The trek through either the second or fourth deepest canyon (depending who you ask) was dramatically scenic. The whole hike had diverse ecosystems. Our guide educated us the wealth of uses for the insects, cacti and trees that benefit health and can be used for livelihood of the population of the canyon.
We spent 2 nights, 3 days trekking down into the canyon, through secluded villages that have no road access (they rely on mules to carry in essentials), and then headed out of the canyon before sunrise and breakfast on our last day.
Plaza De Armas in Arequipa (yes same name of the square in Cuzco)
Santa Catalina Monastery
"A city within a city." The monastery was several city blocks.
The beginning of the hike looking down into the canyon.
A Native Peruvian tending her sheep.
The end of the hike the first day.
Our first night's stay, the roaring river was feet from our bamboo hut.
View of the Canyon.
Marcelo, our guide, walking along irrigation canal leading to the village where we ate lunch.
View from the very bottom of Colca Canyon.
Our second night accommodation. There was actually a working light bulb inside this one.
Hiking out of the Canyon before sunrise.
The top! We climbed the 1200 meters vertical in 2 hours and made to breakfast by 8 am.
Cabanaconde (the town our hike ended in) has a meeting every Sunday. The mayor addressed the crowd and discusses the pasts week's news and divides the next week's community work.

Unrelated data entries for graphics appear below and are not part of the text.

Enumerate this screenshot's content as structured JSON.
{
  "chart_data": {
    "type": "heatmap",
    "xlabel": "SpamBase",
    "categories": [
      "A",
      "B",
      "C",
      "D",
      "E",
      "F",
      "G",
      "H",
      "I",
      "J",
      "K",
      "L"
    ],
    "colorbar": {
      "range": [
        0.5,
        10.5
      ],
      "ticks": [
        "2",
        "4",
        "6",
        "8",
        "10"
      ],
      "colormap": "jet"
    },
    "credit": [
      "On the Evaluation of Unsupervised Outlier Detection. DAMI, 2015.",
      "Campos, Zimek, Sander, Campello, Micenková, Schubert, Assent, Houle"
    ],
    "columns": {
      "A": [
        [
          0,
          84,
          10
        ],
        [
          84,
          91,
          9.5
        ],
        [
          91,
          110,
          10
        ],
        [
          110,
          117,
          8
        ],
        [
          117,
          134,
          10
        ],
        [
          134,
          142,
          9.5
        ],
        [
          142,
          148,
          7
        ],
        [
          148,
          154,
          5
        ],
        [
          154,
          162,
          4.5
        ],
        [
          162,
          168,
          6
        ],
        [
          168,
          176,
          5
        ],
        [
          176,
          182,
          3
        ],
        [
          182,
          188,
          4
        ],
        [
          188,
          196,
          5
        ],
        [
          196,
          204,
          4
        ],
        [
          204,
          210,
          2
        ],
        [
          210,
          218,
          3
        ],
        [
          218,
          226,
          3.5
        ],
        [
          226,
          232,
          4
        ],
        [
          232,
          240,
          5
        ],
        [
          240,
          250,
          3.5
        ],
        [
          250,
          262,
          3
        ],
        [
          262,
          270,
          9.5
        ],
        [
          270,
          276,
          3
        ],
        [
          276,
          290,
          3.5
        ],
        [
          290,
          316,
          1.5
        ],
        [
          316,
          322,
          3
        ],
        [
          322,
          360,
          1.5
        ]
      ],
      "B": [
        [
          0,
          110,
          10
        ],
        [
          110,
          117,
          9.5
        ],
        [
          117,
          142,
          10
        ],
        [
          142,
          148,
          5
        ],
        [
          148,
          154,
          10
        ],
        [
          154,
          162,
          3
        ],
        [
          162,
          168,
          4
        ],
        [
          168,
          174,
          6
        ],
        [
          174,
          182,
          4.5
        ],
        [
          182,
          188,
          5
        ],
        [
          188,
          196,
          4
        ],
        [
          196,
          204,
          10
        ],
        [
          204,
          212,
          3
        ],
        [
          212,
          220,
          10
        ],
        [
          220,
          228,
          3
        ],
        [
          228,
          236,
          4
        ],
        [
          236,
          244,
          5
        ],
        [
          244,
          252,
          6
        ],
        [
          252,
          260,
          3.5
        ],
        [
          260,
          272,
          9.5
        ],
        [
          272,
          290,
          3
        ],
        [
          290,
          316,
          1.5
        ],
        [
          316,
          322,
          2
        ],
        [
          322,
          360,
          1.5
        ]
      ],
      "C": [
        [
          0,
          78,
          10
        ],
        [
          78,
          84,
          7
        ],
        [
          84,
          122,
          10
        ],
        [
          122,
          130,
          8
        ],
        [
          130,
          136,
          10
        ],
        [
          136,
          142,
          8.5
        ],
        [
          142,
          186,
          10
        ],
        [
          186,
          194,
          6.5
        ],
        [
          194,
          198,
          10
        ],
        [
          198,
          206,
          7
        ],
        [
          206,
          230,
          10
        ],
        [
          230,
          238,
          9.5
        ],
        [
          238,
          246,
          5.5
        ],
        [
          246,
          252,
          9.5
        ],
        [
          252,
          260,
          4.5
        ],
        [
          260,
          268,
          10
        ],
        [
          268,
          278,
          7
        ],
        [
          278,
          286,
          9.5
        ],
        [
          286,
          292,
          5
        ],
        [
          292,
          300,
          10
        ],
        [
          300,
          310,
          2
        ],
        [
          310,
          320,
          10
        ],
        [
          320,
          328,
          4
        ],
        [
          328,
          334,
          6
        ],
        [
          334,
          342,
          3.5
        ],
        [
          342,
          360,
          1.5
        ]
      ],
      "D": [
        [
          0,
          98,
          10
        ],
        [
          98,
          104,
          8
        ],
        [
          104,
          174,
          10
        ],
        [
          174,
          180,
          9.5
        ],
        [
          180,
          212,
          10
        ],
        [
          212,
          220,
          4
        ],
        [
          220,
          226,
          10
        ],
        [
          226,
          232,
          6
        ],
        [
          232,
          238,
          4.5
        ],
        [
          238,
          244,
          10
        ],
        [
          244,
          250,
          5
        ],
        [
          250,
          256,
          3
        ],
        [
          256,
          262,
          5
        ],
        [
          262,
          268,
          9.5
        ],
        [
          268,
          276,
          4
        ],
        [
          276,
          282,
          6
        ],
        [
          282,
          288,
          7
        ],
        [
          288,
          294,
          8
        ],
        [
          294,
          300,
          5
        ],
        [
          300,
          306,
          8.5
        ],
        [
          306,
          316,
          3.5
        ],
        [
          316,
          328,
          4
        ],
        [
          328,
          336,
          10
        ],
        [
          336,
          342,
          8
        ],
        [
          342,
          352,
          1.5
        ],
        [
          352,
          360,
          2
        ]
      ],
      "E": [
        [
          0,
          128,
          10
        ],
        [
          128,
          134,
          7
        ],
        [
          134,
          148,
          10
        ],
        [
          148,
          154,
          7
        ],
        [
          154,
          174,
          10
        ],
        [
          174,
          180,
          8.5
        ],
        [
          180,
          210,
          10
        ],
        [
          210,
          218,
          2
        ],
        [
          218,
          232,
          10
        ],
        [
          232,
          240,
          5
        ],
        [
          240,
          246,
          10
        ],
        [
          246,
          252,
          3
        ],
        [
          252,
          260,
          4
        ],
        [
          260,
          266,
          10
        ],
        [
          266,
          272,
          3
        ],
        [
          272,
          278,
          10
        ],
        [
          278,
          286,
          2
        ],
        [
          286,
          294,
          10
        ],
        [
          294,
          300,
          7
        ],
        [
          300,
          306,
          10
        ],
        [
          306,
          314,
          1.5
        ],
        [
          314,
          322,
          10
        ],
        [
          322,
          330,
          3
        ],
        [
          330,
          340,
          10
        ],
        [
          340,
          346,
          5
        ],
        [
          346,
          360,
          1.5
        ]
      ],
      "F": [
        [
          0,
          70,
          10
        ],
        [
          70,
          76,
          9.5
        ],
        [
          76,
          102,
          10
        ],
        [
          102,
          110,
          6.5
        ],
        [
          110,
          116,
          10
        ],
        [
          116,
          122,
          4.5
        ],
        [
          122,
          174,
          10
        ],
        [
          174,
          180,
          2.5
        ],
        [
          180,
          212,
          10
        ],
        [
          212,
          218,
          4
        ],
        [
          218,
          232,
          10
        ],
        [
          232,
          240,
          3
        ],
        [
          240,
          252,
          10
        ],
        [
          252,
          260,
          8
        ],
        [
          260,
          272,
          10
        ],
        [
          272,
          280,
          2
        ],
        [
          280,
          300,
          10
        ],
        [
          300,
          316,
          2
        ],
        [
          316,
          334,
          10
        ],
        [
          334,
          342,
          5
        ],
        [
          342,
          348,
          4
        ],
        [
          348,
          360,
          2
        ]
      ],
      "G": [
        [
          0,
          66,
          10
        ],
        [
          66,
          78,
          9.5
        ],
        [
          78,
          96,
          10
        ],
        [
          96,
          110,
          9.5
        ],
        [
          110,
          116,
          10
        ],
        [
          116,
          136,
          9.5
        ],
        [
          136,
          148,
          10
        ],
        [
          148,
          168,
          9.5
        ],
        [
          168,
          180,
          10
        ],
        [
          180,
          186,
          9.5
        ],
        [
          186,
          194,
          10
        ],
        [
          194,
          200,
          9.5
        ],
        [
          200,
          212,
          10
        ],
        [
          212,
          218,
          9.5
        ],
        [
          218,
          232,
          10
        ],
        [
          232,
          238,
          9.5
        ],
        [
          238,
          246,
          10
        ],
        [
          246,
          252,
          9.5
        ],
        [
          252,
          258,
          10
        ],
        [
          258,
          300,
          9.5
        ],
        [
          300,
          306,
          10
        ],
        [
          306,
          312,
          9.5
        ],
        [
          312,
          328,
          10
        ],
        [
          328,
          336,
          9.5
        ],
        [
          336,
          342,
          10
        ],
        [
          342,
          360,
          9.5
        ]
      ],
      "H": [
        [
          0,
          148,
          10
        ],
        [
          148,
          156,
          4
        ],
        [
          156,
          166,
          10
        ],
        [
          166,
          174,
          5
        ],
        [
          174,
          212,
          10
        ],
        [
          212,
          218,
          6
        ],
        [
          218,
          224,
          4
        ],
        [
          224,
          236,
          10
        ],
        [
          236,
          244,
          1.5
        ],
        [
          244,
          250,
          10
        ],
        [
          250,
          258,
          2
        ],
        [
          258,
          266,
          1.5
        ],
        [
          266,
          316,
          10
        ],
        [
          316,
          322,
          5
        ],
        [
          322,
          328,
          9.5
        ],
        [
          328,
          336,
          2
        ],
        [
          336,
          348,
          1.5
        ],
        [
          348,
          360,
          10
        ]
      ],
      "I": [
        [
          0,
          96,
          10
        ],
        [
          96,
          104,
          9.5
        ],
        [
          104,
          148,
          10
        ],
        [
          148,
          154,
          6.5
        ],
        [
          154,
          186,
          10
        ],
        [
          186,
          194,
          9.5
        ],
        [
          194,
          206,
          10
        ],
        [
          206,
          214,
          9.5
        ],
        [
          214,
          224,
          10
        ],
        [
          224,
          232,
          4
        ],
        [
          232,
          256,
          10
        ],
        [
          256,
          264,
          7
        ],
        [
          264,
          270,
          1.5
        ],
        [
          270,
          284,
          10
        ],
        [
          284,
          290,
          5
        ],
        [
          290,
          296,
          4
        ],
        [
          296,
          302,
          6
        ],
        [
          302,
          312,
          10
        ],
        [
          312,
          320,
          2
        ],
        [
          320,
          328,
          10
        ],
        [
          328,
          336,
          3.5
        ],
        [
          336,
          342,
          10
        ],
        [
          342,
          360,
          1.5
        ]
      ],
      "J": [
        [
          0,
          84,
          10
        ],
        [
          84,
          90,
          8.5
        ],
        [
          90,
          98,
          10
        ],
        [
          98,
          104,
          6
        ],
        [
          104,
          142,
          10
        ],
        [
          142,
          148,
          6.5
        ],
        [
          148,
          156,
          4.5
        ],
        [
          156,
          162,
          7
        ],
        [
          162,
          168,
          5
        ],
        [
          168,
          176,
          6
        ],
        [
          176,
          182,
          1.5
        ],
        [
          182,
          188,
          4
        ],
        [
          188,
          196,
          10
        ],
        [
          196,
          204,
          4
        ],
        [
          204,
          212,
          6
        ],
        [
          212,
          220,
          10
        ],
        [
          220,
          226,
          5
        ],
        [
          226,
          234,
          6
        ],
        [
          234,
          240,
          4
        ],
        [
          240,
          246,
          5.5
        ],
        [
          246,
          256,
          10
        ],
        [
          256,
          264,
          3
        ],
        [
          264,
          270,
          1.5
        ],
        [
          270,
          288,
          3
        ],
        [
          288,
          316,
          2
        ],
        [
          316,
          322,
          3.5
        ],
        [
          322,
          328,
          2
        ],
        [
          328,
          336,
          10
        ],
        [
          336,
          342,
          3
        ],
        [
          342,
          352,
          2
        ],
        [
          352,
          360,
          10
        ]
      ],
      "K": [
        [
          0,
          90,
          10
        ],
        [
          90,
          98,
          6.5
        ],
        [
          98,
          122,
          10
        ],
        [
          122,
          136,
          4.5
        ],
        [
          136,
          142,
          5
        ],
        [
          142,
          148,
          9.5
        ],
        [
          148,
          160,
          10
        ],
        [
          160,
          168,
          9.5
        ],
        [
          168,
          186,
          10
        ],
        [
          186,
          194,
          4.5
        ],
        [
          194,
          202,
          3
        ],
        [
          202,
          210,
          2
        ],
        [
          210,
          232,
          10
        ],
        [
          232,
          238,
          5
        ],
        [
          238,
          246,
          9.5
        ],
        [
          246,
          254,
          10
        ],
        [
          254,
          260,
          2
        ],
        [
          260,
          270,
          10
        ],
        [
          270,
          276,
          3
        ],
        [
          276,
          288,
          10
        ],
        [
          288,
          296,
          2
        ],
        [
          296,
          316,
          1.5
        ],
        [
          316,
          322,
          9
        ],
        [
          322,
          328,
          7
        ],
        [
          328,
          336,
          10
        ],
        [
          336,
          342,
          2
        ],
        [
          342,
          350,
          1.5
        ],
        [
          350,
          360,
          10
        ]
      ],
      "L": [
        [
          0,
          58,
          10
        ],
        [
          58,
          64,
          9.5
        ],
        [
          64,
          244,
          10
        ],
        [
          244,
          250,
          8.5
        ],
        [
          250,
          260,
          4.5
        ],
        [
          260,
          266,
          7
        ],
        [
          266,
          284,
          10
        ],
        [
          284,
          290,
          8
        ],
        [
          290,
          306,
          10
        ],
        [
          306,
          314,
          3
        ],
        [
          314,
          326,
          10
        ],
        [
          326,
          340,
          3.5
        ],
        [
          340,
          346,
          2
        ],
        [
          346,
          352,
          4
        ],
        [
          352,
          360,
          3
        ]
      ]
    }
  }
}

Where Colca Canyon turns into a valley. We stopped for the view on the way out of town. If you look really closely you can see Inca and Pre-Inca terraces used for farming.
We have made it to Chile. More to come from our upcoming beach towns!
How was hiking in Arequipa after being in Cusco at 11,000ft? Do you feel that you are more acclimated because being at that elevation for a couple of days? Isn't Areqiupa at a higher elevation than Cusco. Beautiful views! Looks amazing!